Ariadna dirigió la mirada al suelo y se obligó a volver al ritual. La voz, pensó, también requiere clima. No era solo cuestión de recitar; era preparar la atmósfera exacta para que las palabras cayeran con peso justo.
—En nombre de quienes siembran y de quienes guardan la semilla —dijo, modulando cada sílaba—, declaro abierta la negociación del Equinoccio de Primavera.
El eco se expandió por la plaza. Hubo un suspiro colectivo, como cuando una multitud retiene el aire y se permite soltarlo al mismo tiempo. Cientos habían dejado sus talleres, sus campos, sus hornos para escucharla. Cada uno quería saber si este año el calendario sería benévolo. Si llovería cuando debía. Si los graneros estarían llenos. Si el frío se guardaría en su caja exacta hasta el momento correcto.
—Se prohíben los excesos, se exige la medida —continuó Ariadna—. Cada cláusula tiene peso y poder.
El representante floral inclinó la cabeza, satisfecho. Algunos pétalos le cayeron sobre los hombros. Los de más arriba empezaron a descender con mayor velocidad, como si el aire hubiese decidido acelerar la música. Uno de ellos se pegó a la mejilla de Ariadna. Se sintió tibio, como una mano en una caricia breve. Ella retrocedió apenas, cuidando no rozar el borde del círculo.
La multitud aguantaba el silencio como se aguanta un rezo. Un niño, montado sobre los hombros de su padre, alzó la mano para atrapar una flor. La apretó entre los dedos y esta emitió un “pop” burbujeante. El niño rió, y el sonido arrancó algunas sonrisas nerviosas alrededor.
Era un buen inicio, pensó Ariadna. Si la paz llegaba, llegaría con momentos como ese: cotidianos, íntimos, casi ridículos. No con discursos.
Pero en ese momento el frío cambió.
No un fresco primaveral, no un soplo de sombra. Algo más afilado, algo con intención. Fue como si una espada invisible hubiese atravesado la plaza desde la calle de los floristas. A su paso dejó un trazo de hielo vivo, brillando con malicia. Los pétalos suspendidos en el aire se opacaron, se volvieron duros como vidrio y cayeron de golpe.
El murmullo se quebró. Primero fueron respiraciones cortadas y luego gritos. Un nombre aquí, otro allá con nerviosismo. Una mujer buscando a su hijo, un anciano maldiciendo en voz alta, el sonido de la multitud se desbordó como agua de río en lluvia tormentosa.
—¡Hielo fuera de estación! —anunció Ariadna, y las palabras fueron tan duras como una alarma. El protocolo de paz se transformó en protocolo de emergencia.

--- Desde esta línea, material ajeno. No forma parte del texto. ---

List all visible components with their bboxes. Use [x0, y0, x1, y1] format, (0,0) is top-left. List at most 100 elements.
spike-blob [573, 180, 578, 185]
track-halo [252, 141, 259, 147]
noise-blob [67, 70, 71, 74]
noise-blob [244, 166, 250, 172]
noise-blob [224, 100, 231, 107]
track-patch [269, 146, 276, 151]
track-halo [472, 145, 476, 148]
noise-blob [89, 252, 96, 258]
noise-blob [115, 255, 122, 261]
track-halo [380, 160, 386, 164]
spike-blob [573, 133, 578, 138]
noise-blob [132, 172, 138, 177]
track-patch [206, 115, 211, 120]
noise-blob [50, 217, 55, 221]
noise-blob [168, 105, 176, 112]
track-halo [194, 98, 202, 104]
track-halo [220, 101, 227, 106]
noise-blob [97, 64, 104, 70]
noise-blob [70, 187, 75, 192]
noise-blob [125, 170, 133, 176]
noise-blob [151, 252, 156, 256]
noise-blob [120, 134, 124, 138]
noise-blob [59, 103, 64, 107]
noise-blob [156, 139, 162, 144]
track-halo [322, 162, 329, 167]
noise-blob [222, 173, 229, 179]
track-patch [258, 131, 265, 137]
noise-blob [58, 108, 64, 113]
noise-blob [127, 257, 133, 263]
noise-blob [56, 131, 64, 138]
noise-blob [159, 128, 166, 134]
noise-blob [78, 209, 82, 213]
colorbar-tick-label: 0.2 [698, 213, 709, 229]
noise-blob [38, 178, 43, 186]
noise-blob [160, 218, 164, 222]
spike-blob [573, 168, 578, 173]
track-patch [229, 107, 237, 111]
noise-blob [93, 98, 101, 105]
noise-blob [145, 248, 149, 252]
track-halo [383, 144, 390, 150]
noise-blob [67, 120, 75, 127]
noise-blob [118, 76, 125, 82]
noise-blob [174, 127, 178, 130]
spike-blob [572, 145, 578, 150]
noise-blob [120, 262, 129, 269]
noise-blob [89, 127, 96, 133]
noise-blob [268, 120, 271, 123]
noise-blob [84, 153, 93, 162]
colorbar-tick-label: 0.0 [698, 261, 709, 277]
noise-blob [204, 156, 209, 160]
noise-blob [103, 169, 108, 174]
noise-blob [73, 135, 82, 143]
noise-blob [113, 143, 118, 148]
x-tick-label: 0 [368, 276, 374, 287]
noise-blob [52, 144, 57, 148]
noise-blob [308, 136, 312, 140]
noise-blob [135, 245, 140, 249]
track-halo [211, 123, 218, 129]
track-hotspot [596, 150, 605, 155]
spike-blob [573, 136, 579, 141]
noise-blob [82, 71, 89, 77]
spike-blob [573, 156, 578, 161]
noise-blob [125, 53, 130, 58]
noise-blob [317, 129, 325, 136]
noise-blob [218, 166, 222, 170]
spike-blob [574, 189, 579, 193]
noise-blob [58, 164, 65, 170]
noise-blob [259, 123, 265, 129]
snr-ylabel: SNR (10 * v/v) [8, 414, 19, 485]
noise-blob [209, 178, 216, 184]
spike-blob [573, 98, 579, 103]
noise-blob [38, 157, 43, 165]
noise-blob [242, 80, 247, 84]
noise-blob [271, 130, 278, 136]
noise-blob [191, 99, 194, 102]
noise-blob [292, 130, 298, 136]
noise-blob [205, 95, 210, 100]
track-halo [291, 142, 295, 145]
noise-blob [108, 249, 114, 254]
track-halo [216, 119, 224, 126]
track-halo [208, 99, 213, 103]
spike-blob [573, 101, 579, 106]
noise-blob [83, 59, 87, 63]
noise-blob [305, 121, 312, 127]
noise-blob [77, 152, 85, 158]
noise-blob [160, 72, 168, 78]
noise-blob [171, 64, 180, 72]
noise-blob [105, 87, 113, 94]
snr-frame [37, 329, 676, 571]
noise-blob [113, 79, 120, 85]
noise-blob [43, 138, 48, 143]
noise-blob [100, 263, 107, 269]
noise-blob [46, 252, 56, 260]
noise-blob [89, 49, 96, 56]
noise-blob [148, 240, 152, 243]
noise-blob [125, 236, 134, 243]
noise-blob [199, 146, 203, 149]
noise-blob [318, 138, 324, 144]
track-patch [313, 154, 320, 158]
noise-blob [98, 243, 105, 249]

Ella corrió. Sabía que no debía, sabía que las mediadoras no corren en rituales, porque cada gesto debe ser medida, calma y símbolo de paz y control. Pero también sabía que los símbolos no detienen el acto cuando empieza a morder el destiempo.
Empujó túnicas, esquivó canastas, abrió paso con una firmeza que no admitía réplica. Oficiales de Primavera ya agitaban abanicos de aire templado, intentando disolver la escarcha. Otoño encendía pequeños braseros, soplando humo de hojas dulces. Verano levantaba lámparas solares, proyectando haces cálidos. Pero el hielo no retrocedía. Era demasiado preciso, demasiado fino. No era un accidente. Alguien lo había trazado con mano entrenada.